Advantages in comparison with other phrenic nerve stimulators

Several advantages results:

Since stimulation occurs at “quadrant” frequency (4.5 to 5.5 Hz) to reach fusion contraction at normal frequency (18 to 22 Hz) only a portion of available muscle capacity is needed for sufficient breathing. Breathing volume can be readily adjusted to meet the metabolic need of a patient.

Only a portion of motor units in the diaphragm muscle is working by activation of a single stimulus pulse in the nerve. Most of the motor units are at rest during successive stimulus pulses, thus allowing them an extended recovery time after the contractile phase.

Partial contraction of the muscle and changing composition of activated muscle fibers after each stimulus pulse makes the perfusion (blood supply) of the muscle more effective compared to tetanus like contraction in unipolar stimulation.

The diaphragm muscle will not fatigue even by continuous sequential multipole stimulation of the phrenic nerves.

Conditioning time (time to wean a patient from mechanical ventilator) is shorter compared to unipolar stimulation since no adaptation to low-frequency stimulation is needed.
- unipolar/multipolar sequential animation.

- Atrostim PNS can be used in parallel with cardiac pacemakers or other implanted medical devices.

Comparison to Unipolar Stimulation – One Active Nerve Contact

Same motor units in the diaphragm are working without a rest.

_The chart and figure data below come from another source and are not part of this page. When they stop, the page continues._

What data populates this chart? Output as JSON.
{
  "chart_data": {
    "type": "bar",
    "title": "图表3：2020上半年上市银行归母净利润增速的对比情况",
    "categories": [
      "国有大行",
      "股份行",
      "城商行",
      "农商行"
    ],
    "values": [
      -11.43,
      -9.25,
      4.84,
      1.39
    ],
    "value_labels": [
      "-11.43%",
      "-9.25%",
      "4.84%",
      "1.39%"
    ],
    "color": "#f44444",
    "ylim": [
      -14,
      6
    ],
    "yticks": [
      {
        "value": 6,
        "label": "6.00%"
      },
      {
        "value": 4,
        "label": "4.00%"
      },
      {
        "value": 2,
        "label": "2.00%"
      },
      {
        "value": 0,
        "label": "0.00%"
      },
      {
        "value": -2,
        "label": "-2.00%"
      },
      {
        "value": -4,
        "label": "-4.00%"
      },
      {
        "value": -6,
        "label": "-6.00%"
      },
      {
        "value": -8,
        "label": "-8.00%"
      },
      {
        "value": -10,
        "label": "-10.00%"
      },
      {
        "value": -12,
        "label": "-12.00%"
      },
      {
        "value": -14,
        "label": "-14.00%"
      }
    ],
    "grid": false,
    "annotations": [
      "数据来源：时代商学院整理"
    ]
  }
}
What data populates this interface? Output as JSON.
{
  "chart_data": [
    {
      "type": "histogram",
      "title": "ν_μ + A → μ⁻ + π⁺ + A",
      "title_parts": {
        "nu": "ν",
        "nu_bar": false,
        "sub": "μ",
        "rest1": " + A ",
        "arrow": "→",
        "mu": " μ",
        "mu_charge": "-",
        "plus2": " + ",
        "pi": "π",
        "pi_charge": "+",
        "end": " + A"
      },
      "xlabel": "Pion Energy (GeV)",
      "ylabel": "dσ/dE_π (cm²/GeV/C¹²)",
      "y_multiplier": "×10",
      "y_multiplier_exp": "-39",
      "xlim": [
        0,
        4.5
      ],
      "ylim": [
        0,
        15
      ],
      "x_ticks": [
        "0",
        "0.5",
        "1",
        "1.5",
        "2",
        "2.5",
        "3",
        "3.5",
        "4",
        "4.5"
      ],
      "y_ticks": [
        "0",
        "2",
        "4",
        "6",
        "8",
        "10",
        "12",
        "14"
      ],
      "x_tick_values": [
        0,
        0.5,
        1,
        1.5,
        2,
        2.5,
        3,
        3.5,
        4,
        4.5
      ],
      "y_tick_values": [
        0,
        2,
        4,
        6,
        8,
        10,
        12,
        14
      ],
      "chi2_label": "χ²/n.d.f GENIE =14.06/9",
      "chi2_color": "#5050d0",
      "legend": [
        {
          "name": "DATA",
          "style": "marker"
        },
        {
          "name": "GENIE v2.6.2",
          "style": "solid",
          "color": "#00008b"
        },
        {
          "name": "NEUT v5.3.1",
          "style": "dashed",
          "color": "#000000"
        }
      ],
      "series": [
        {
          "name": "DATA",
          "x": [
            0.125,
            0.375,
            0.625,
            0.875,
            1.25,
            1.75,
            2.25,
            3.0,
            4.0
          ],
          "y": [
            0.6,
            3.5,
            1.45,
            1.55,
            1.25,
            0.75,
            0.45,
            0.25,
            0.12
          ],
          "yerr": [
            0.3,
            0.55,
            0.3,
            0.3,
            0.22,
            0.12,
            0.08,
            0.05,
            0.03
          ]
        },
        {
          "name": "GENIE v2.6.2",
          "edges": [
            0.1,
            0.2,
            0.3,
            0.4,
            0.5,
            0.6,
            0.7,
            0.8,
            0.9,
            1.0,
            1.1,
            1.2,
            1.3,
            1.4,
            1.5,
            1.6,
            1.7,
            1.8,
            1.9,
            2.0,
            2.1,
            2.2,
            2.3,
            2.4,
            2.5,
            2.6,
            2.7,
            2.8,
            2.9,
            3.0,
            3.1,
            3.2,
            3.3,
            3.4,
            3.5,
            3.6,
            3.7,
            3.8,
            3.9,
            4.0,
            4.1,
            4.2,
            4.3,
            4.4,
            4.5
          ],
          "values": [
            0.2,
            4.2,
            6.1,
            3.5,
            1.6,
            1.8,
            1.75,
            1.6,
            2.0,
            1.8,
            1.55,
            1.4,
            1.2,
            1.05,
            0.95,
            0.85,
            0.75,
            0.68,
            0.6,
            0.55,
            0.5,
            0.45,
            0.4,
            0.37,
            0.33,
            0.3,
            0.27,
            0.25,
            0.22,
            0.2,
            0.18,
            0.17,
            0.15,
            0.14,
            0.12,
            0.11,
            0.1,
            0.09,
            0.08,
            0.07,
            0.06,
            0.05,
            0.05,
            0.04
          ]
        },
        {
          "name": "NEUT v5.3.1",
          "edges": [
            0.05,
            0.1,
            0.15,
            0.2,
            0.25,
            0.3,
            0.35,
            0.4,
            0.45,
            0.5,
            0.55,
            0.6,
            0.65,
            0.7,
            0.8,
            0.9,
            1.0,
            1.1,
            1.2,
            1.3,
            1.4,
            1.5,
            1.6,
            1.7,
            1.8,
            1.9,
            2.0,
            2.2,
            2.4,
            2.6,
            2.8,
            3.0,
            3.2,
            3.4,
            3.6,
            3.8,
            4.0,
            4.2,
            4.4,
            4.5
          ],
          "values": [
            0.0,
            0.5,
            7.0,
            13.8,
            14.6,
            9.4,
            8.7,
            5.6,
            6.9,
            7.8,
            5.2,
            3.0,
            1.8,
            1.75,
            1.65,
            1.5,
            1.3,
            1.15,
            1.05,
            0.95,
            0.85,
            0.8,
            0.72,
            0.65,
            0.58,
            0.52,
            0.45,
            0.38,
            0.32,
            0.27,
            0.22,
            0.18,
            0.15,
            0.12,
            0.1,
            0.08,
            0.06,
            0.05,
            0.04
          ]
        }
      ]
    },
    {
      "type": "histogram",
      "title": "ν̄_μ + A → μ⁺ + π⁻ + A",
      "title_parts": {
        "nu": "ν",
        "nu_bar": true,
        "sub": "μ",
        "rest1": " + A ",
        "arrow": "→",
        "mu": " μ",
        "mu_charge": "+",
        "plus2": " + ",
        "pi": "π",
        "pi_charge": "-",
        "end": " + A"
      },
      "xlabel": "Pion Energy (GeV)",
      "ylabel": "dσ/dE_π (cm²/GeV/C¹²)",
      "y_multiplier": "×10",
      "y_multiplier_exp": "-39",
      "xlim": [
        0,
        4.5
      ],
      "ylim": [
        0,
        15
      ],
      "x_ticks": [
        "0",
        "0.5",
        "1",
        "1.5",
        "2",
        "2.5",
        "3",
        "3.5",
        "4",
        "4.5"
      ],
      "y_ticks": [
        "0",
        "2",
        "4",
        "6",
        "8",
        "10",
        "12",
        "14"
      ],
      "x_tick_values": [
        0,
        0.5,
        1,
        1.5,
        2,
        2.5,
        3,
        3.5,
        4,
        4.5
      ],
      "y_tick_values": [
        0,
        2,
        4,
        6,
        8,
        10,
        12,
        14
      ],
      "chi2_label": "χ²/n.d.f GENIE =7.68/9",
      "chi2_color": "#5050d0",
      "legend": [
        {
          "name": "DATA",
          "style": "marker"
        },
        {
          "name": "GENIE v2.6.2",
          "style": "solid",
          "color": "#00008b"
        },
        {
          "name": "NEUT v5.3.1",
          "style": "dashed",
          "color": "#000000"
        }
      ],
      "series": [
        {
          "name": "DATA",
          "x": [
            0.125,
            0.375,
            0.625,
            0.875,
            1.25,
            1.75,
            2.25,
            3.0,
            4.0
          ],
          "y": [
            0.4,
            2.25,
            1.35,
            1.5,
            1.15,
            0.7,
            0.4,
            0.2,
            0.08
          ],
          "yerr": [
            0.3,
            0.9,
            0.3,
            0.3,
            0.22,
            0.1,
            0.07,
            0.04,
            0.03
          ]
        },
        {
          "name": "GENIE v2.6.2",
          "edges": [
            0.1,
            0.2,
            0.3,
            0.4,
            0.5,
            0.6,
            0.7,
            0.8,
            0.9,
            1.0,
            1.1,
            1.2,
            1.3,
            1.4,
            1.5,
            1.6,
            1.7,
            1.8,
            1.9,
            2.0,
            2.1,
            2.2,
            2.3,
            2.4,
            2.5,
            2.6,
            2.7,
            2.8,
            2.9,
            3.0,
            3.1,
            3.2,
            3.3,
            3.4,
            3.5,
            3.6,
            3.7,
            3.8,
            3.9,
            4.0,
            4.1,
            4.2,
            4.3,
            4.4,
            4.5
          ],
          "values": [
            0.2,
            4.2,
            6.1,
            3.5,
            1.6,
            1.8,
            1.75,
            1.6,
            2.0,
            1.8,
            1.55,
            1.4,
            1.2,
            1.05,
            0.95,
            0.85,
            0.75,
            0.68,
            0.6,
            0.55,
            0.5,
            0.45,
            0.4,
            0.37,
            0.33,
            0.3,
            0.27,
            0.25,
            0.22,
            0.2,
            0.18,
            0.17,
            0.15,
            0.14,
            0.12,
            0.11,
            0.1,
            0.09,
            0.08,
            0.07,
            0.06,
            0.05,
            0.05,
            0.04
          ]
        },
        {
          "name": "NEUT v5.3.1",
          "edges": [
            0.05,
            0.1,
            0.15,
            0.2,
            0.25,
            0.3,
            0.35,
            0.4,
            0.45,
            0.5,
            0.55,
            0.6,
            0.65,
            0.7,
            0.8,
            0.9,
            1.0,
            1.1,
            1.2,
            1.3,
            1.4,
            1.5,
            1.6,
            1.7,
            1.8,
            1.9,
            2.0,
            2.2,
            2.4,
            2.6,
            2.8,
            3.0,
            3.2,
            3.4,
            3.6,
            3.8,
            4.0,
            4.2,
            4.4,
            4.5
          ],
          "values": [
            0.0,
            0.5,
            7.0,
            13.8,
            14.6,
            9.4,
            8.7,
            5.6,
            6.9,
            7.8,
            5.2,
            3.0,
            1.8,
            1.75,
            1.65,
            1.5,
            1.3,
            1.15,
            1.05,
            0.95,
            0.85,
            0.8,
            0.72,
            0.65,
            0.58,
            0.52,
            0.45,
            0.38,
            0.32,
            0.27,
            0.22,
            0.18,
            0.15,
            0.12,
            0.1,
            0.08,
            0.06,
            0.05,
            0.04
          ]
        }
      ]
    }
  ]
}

At normal stimulation frequency the muscle contraction is unphysiologic and the diaphragm fatigue is unavoidable.

Diaphragm muscle needs to be trained at low-frequency stimulation in order to prevent fatigue.

As a consequence part of the muscle strength, i.e. breathing or tidal volume is lost. Less trained muscle capacity is available for a temporarily increased need (sitting, coughing, sigh).
Weaning from the ventilator will take longer.


Possible loss of the only active contact will mean a re-operation for the device user.